Pakar: Penerapan keadilan restoratif pertimbangkan kesengajaan pelaku dan transparansi ke masyarakat

id Keadilan Restoratif,Aparat Penegak Hukum,Universitas Mataram

Pakar: Penerapan keadilan restoratif pertimbangkan kesengajaan pelaku dan transparansi  ke masyarakat

Tangkapan layar Pakar Ilmu Hukum Universitas Mataram Lalu Muhammad Hayyanul Haq dalam webinar nasional bertajuk “Implementasi Keadilan Restoratif di Indonesia: Kendala dan Solusi” yang disiarkan langsung di kanal YouTube Fakultas Hukum Universitas Mataram, dipantau dari Jakarta, Jumat (4/2/2022).
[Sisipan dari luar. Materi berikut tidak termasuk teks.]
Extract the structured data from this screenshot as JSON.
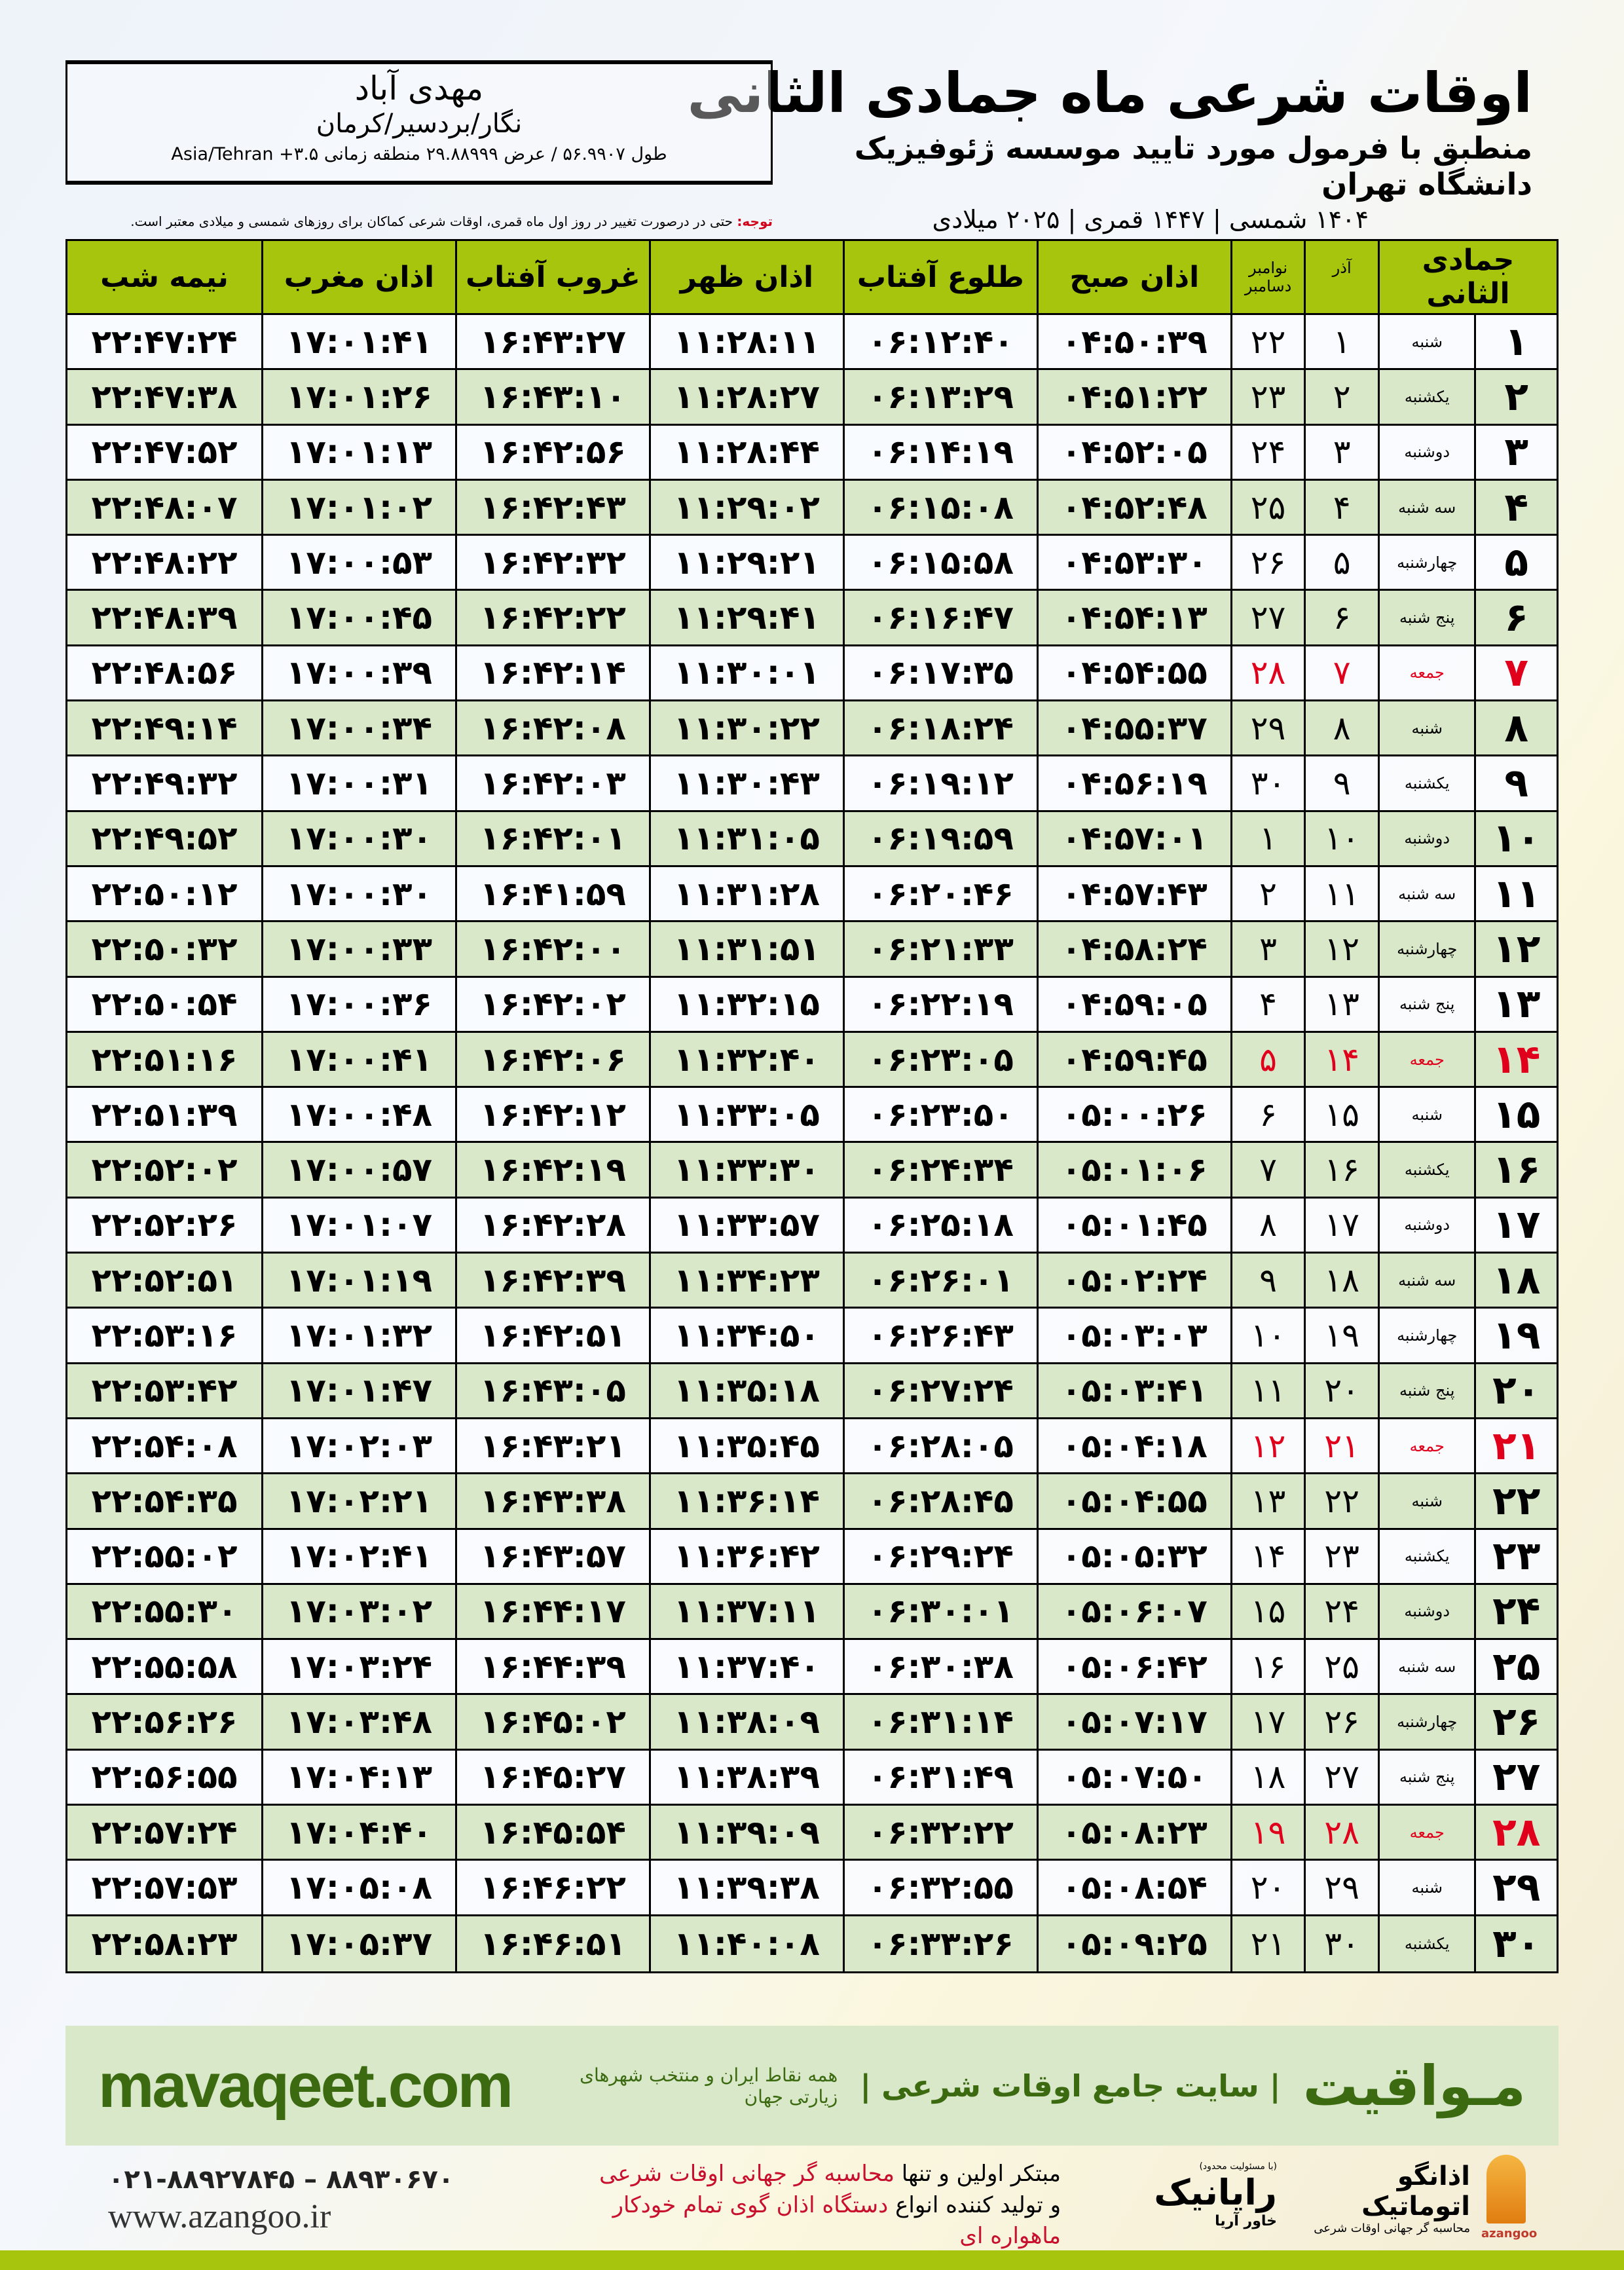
{
  "header": {
    "title": "اوقات شرعی ماه جمادی الثانی",
    "subtitle": "منطبق با فرمول مورد تایید موسسه ژئوفیزیک دانشگاه تهران",
    "years": "۱۴۰۴ شمسی | ۱۴۴۷ قمری | ۲۰۲۵ میلادی"
  },
  "location": {
    "name": "مهدی آباد",
    "path": "نگار/بردسیر/کرمان",
    "coords": "طول ۵۶.۹۹۰۷ / عرض ۲۹.۸۸۹۹۹ منطقه زمانی ۳.۵+ Asia/Tehran"
  },
  "note": {
    "label": "توجه:",
    "text": " حتی در درصورت تغییر در روز اول ماه قمری، اوقات شرعی کماکان برای روزهای شمسی و میلادی معتبر است."
  },
  "colors": {
    "header_green": "#a6c50c",
    "row_green": "#d9e8c9",
    "holiday_red": "#e0001b",
    "brand_green": "#3b6a10"
  },
  "table": {
    "headers": {
      "hijri": "جمادی الثانی",
      "shamsi": "آذر",
      "greg_1": "نوامبر",
      "greg_2": "دسامبر",
      "fajr": "اذان صبح",
      "sunrise": "طلوع آفتاب",
      "dhuhr": "اذان ظهر",
      "sunset": "غروب آفتاب",
      "maghrib": "اذان مغرب",
      "midnight": "نیمه شب"
    },
    "rows": [
      {
        "hijri": "۱",
        "weekday": "شنبه",
        "shamsi": "۱",
        "greg": "۲۲",
        "fajr": "۰۴:۵۰:۳۹",
        "sunrise": "۰۶:۱۲:۴۰",
        "dhuhr": "۱۱:۲۸:۱۱",
        "sunset": "۱۶:۴۳:۲۷",
        "maghrib": "۱۷:۰۱:۴۱",
        "midnight": "۲۲:۴۷:۲۴",
        "holiday": false
      },
      {
        "hijri": "۲",
        "weekday": "یکشنبه",
        "shamsi": "۲",
        "greg": "۲۳",
        "fajr": "۰۴:۵۱:۲۲",
        "sunrise": "۰۶:۱۳:۲۹",
        "dhuhr": "۱۱:۲۸:۲۷",
        "sunset": "۱۶:۴۳:۱۰",
        "maghrib": "۱۷:۰۱:۲۶",
        "midnight": "۲۲:۴۷:۳۸",
        "holiday": false
      },
      {
        "hijri": "۳",
        "weekday": "دوشنبه",
        "shamsi": "۳",
        "greg": "۲۴",
        "fajr": "۰۴:۵۲:۰۵",
        "sunrise": "۰۶:۱۴:۱۹",
        "dhuhr": "۱۱:۲۸:۴۴",
        "sunset": "۱۶:۴۲:۵۶",
        "maghrib": "۱۷:۰۱:۱۳",
        "midnight": "۲۲:۴۷:۵۲",
        "holiday": false
      },
      {
        "hijri": "۴",
        "weekday": "سه شنبه",
        "shamsi": "۴",
        "greg": "۲۵",
        "fajr": "۰۴:۵۲:۴۸",
        "sunrise": "۰۶:۱۵:۰۸",
        "dhuhr": "۱۱:۲۹:۰۲",
        "sunset": "۱۶:۴۲:۴۳",
        "maghrib": "۱۷:۰۱:۰۲",
        "midnight": "۲۲:۴۸:۰۷",
        "holiday": false
      },
      {
        "hijri": "۵",
        "weekday": "چهارشنبه",
        "shamsi": "۵",
        "greg": "۲۶",
        "fajr": "۰۴:۵۳:۳۰",
        "sunrise": "۰۶:۱۵:۵۸",
        "dhuhr": "۱۱:۲۹:۲۱",
        "sunset": "۱۶:۴۲:۳۲",
        "maghrib": "۱۷:۰۰:۵۳",
        "midnight": "۲۲:۴۸:۲۲",
        "holiday": false
      },
      {
        "hijri": "۶",
        "weekday": "پنج شنبه",
        "shamsi": "۶",
        "greg": "۲۷",
        "fajr": "۰۴:۵۴:۱۳",
        "sunrise": "۰۶:۱۶:۴۷",
        "dhuhr": "۱۱:۲۹:۴۱",
        "sunset": "۱۶:۴۲:۲۲",
        "maghrib": "۱۷:۰۰:۴۵",
        "midnight": "۲۲:۴۸:۳۹",
        "holiday": false
      },
      {
        "hijri": "۷",
        "weekday": "جمعه",
        "shamsi": "۷",
        "greg": "۲۸",
        "fajr": "۰۴:۵۴:۵۵",
        "sunrise": "۰۶:۱۷:۳۵",
        "dhuhr": "۱۱:۳۰:۰۱",
        "sunset": "۱۶:۴۲:۱۴",
        "maghrib": "۱۷:۰۰:۳۹",
        "midnight": "۲۲:۴۸:۵۶",
        "holiday": true
      },
      {
        "hijri": "۸",
        "weekday": "شنبه",
        "shamsi": "۸",
        "greg": "۲۹",
        "fajr": "۰۴:۵۵:۳۷",
        "sunrise": "۰۶:۱۸:۲۴",
        "dhuhr": "۱۱:۳۰:۲۲",
        "sunset": "۱۶:۴۲:۰۸",
        "maghrib": "۱۷:۰۰:۳۴",
        "midnight": "۲۲:۴۹:۱۴",
        "holiday": false
      },
      {
        "hijri": "۹",
        "weekday": "یکشنبه",
        "shamsi": "۹",
        "greg": "۳۰",
        "fajr": "۰۴:۵۶:۱۹",
        "sunrise": "۰۶:۱۹:۱۲",
        "dhuhr": "۱۱:۳۰:۴۳",
        "sunset": "۱۶:۴۲:۰۳",
        "maghrib": "۱۷:۰۰:۳۱",
        "midnight": "۲۲:۴۹:۳۲",
        "holiday": false
      },
      {
        "hijri": "۱۰",
        "weekday": "دوشنبه",
        "shamsi": "۱۰",
        "greg": "۱",
        "fajr": "۰۴:۵۷:۰۱",
        "sunrise": "۰۶:۱۹:۵۹",
        "dhuhr": "۱۱:۳۱:۰۵",
        "sunset": "۱۶:۴۲:۰۱",
        "maghrib": "۱۷:۰۰:۳۰",
        "midnight": "۲۲:۴۹:۵۲",
        "holiday": false
      },
      {
        "hijri": "۱۱",
        "weekday": "سه شنبه",
        "shamsi": "۱۱",
        "greg": "۲",
        "fajr": "۰۴:۵۷:۴۳",
        "sunrise": "۰۶:۲۰:۴۶",
        "dhuhr": "۱۱:۳۱:۲۸",
        "sunset": "۱۶:۴۱:۵۹",
        "maghrib": "۱۷:۰۰:۳۰",
        "midnight": "۲۲:۵۰:۱۲",
        "holiday": false
      },
      {
        "hijri": "۱۲",
        "weekday": "چهارشنبه",
        "shamsi": "۱۲",
        "greg": "۳",
        "fajr": "۰۴:۵۸:۲۴",
        "sunrise": "۰۶:۲۱:۳۳",
        "dhuhr": "۱۱:۳۱:۵۱",
        "sunset": "۱۶:۴۲:۰۰",
        "maghrib": "۱۷:۰۰:۳۳",
        "midnight": "۲۲:۵۰:۳۲",
        "holiday": false
      },
      {
        "hijri": "۱۳",
        "weekday": "پنج شنبه",
        "shamsi": "۱۳",
        "greg": "۴",
        "fajr": "۰۴:۵۹:۰۵",
        "sunrise": "۰۶:۲۲:۱۹",
        "dhuhr": "۱۱:۳۲:۱۵",
        "sunset": "۱۶:۴۲:۰۲",
        "maghrib": "۱۷:۰۰:۳۶",
        "midnight": "۲۲:۵۰:۵۴",
        "holiday": false
      },
      {
        "hijri": "۱۴",
        "weekday": "جمعه",
        "shamsi": "۱۴",
        "greg": "۵",
        "fajr": "۰۴:۵۹:۴۵",
        "sunrise": "۰۶:۲۳:۰۵",
        "dhuhr": "۱۱:۳۲:۴۰",
        "sunset": "۱۶:۴۲:۰۶",
        "maghrib": "۱۷:۰۰:۴۱",
        "midnight": "۲۲:۵۱:۱۶",
        "holiday": true
      },
      {
        "hijri": "۱۵",
        "weekday": "شنبه",
        "shamsi": "۱۵",
        "greg": "۶",
        "fajr": "۰۵:۰۰:۲۶",
        "sunrise": "۰۶:۲۳:۵۰",
        "dhuhr": "۱۱:۳۳:۰۵",
        "sunset": "۱۶:۴۲:۱۲",
        "maghrib": "۱۷:۰۰:۴۸",
        "midnight": "۲۲:۵۱:۳۹",
        "holiday": false
      },
      {
        "hijri": "۱۶",
        "weekday": "یکشنبه",
        "shamsi": "۱۶",
        "greg": "۷",
        "fajr": "۰۵:۰۱:۰۶",
        "sunrise": "۰۶:۲۴:۳۴",
        "dhuhr": "۱۱:۳۳:۳۰",
        "sunset": "۱۶:۴۲:۱۹",
        "maghrib": "۱۷:۰۰:۵۷",
        "midnight": "۲۲:۵۲:۰۲",
        "holiday": false
      },
      {
        "hijri": "۱۷",
        "weekday": "دوشنبه",
        "shamsi": "۱۷",
        "greg": "۸",
        "fajr": "۰۵:۰۱:۴۵",
        "sunrise": "۰۶:۲۵:۱۸",
        "dhuhr": "۱۱:۳۳:۵۷",
        "sunset": "۱۶:۴۲:۲۸",
        "maghrib": "۱۷:۰۱:۰۷",
        "midnight": "۲۲:۵۲:۲۶",
        "holiday": false
      },
      {
        "hijri": "۱۸",
        "weekday": "سه شنبه",
        "shamsi": "۱۸",
        "greg": "۹",
        "fajr": "۰۵:۰۲:۲۴",
        "sunrise": "۰۶:۲۶:۰۱",
        "dhuhr": "۱۱:۳۴:۲۳",
        "sunset": "۱۶:۴۲:۳۹",
        "maghrib": "۱۷:۰۱:۱۹",
        "midnight": "۲۲:۵۲:۵۱",
        "holiday": false
      },
      {
        "hijri": "۱۹",
        "weekday": "چهارشنبه",
        "shamsi": "۱۹",
        "greg": "۱۰",
        "fajr": "۰۵:۰۳:۰۳",
        "sunrise": "۰۶:۲۶:۴۳",
        "dhuhr": "۱۱:۳۴:۵۰",
        "sunset": "۱۶:۴۲:۵۱",
        "maghrib": "۱۷:۰۱:۳۲",
        "midnight": "۲۲:۵۳:۱۶",
        "holiday": false
      },
      {
        "hijri": "۲۰",
        "weekday": "پنج شنبه",
        "shamsi": "۲۰",
        "greg": "۱۱",
        "fajr": "۰۵:۰۳:۴۱",
        "sunrise": "۰۶:۲۷:۲۴",
        "dhuhr": "۱۱:۳۵:۱۸",
        "sunset": "۱۶:۴۳:۰۵",
        "maghrib": "۱۷:۰۱:۴۷",
        "midnight": "۲۲:۵۳:۴۲",
        "holiday": false
      },
      {
        "hijri": "۲۱",
        "weekday": "جمعه",
        "shamsi": "۲۱",
        "greg": "۱۲",
        "fajr": "۰۵:۰۴:۱۸",
        "sunrise": "۰۶:۲۸:۰۵",
        "dhuhr": "۱۱:۳۵:۴۵",
        "sunset": "۱۶:۴۳:۲۱",
        "maghrib": "۱۷:۰۲:۰۳",
        "midnight": "۲۲:۵۴:۰۸",
        "holiday": true
      },
      {
        "hijri": "۲۲",
        "weekday": "شنبه",
        "shamsi": "۲۲",
        "greg": "۱۳",
        "fajr": "۰۵:۰۴:۵۵",
        "sunrise": "۰۶:۲۸:۴۵",
        "dhuhr": "۱۱:۳۶:۱۴",
        "sunset": "۱۶:۴۳:۳۸",
        "maghrib": "۱۷:۰۲:۲۱",
        "midnight": "۲۲:۵۴:۳۵",
        "holiday": false
      },
      {
        "hijri": "۲۳",
        "weekday": "یکشنبه",
        "shamsi": "۲۳",
        "greg": "۱۴",
        "fajr": "۰۵:۰۵:۳۲",
        "sunrise": "۰۶:۲۹:۲۴",
        "dhuhr": "۱۱:۳۶:۴۲",
        "sunset": "۱۶:۴۳:۵۷",
        "maghrib": "۱۷:۰۲:۴۱",
        "midnight": "۲۲:۵۵:۰۲",
        "holiday": false
      },
      {
        "hijri": "۲۴",
        "weekday": "دوشنبه",
        "shamsi": "۲۴",
        "greg": "۱۵",
        "fajr": "۰۵:۰۶:۰۷",
        "sunrise": "۰۶:۳۰:۰۱",
        "dhuhr": "۱۱:۳۷:۱۱",
        "sunset": "۱۶:۴۴:۱۷",
        "maghrib": "۱۷:۰۳:۰۲",
        "midnight": "۲۲:۵۵:۳۰",
        "holiday": false
      },
      {
        "hijri": "۲۵",
        "weekday": "سه شنبه",
        "shamsi": "۲۵",
        "greg": "۱۶",
        "fajr": "۰۵:۰۶:۴۲",
        "sunrise": "۰۶:۳۰:۳۸",
        "dhuhr": "۱۱:۳۷:۴۰",
        "sunset": "۱۶:۴۴:۳۹",
        "maghrib": "۱۷:۰۳:۲۴",
        "midnight": "۲۲:۵۵:۵۸",
        "holiday": false
      },
      {
        "hijri": "۲۶",
        "weekday": "چهارشنبه",
        "shamsi": "۲۶",
        "greg": "۱۷",
        "fajr": "۰۵:۰۷:۱۷",
        "sunrise": "۰۶:۳۱:۱۴",
        "dhuhr": "۱۱:۳۸:۰۹",
        "sunset": "۱۶:۴۵:۰۲",
        "maghrib": "۱۷:۰۳:۴۸",
        "midnight": "۲۲:۵۶:۲۶",
        "holiday": false
      },
      {
        "hijri": "۲۷",
        "weekday": "پنج شنبه",
        "shamsi": "۲۷",
        "greg": "۱۸",
        "fajr": "۰۵:۰۷:۵۰",
        "sunrise": "۰۶:۳۱:۴۹",
        "dhuhr": "۱۱:۳۸:۳۹",
        "sunset": "۱۶:۴۵:۲۷",
        "maghrib": "۱۷:۰۴:۱۳",
        "midnight": "۲۲:۵۶:۵۵",
        "holiday": false
      },
      {
        "hijri": "۲۸",
        "weekday": "جمعه",
        "shamsi": "۲۸",
        "greg": "۱۹",
        "fajr": "۰۵:۰۸:۲۳",
        "sunrise": "۰۶:۳۲:۲۲",
        "dhuhr": "۱۱:۳۹:۰۹",
        "sunset": "۱۶:۴۵:۵۴",
        "maghrib": "۱۷:۰۴:۴۰",
        "midnight": "۲۲:۵۷:۲۴",
        "holiday": true
      },
      {
        "hijri": "۲۹",
        "weekday": "شنبه",
        "shamsi": "۲۹",
        "greg": "۲۰",
        "fajr": "۰۵:۰۸:۵۴",
        "sunrise": "۰۶:۳۲:۵۵",
        "dhuhr": "۱۱:۳۹:۳۸",
        "sunset": "۱۶:۴۶:۲۲",
        "maghrib": "۱۷:۰۵:۰۸",
        "midnight": "۲۲:۵۷:۵۳",
        "holiday": false
      },
      {
        "hijri": "۳۰",
        "weekday": "یکشنبه",
        "shamsi": "۳۰",
        "greg": "۲۱",
        "fajr": "۰۵:۰۹:۲۵",
        "sunrise": "۰۶:۳۳:۲۶",
        "dhuhr": "۱۱:۴۰:۰۸",
        "sunset": "۱۶:۴۶:۵۱",
        "maghrib": "۱۷:۰۵:۳۷",
        "midnight": "۲۲:۵۸:۲۳",
        "holiday": false
      }
    ]
  },
  "banner": {
    "brand": "مـواقیت",
    "description": "| سایت جامع اوقات شرعی |",
    "sub": "همه نقاط ایران و منتخب شهرهای زیارتی جهان",
    "site": "mavaqeet.com"
  },
  "footer": {
    "phone": "۰۲۱-۸۸۹۲۷۸۴۵ – ۸۸۹۳۰۶۷۰",
    "website": "www.azangoo.ir",
    "promo_1a": "مبتکر اولین و تنها ",
    "promo_1b": "محاسبه گر جهانی اوقات شرعی",
    "promo_2a": "و تولید کننده انواع ",
    "promo_2b": "دستگاه اذان گوی تمام خودکار ماهواره ای",
    "raynik": "رایانیک",
    "raynik_small": "خاور آریا",
    "raynik_note": "(با مسئولیت محدود)",
    "azangoo": "اذانگو اتوماتیک",
    "azangoo_sub": "محاسبه گر جهانی اوقات شرعی",
    "azangoo_latin": "azangoo"
  }
}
ANTARA/Tri Meilani Ameliya.

Jakarta (ANTARA) - Pakar Ilmu Hukum Universitas Mataram, Nusa Tenggara Barat, Lalu Muhammad Hayyanul Haq memandang kesengajaan pelaku merupakan salah satu indikator bagi aparat penegak hukum untuk menerapkan keadilan restoratif dalam penyelesaian suatu perkara.

“Dalam pandangan saya, yang menjadi indikator penerapan keadilan restoratif, bukan besar kecilnya suatu perkara melainkan kesengajaan pelaku. Kalau pelaku sengaja berbuat kejahatan atau didasari oleh kesadaran otonomnya, terstruktur, dan sistematis, maka keadilan restoratif tidak bisa diterapkan,” ujar Haq, sapaan akrab Lalu Muhammad Hayyanul Haq.

Ia mengemukakan hal tersebut saat menjadi narasumber dalam webinar nasional bertajuk “Implementasi Keadilan Restoratif di Indonesia: Kendala dan Solusi” yang disiarkan langsung di kanal YouTube Fakultas Hukum Universitas Mataram, dipantau dari Jakarta, Jumat.

Sebaliknya, kata dia, keadilan restoratif dapat diterapkan apabila perbuatan tindak pidana yang dilakukan pelaku dipengaruhi oleh suatu sistem dari sekelompok orang lain atau hal-hal di luar dirinya.

“Kalau seseorang itu melakukan tindak kejahatan karena sistem, seseorang melakukan suatu tindak kejahatan di luar pengaruh dirinya, maka sebetulnya dia tidak melakukan tindak pidana itu secara penuh atau berkesadaran sehingga dalam konteks inilah keadilan restoratif bisa diterapkan,” jelas Haq.

Terkait pelaksanaan keadilan restoratif di Indonesia, Haq mengimbau aparat penegak hukum untuk tidak hanya bersandar pada faktor-faktor objektivitas dan keseimbangan dalam penanganan suatu perkara.

Selain dua hal itu, menurutnya, pelaksanaan keadilan restoratif sudah sepatutnya menyertakan transparansi kepada masyarakat.

“Perlu saya tambahkan, pelaksanaan keadilan restoratif membutuhkan adanya transparansi. Hal tersebut perlu dilakukan untuk mencegah terjadinya ketidakpercayaan dari publik terhadap pelaksanaan keadilan restoratif,” kata Haq.

Dengan demikian, ujar dia, pelaksanaan keadilan restoratif dapat dilihat, dipahami, sekaligus dipercayai segenap bangsa Indonesia sebagai penyelesaian perkara yang menjamin pemulihan di antara korban dan pelaku.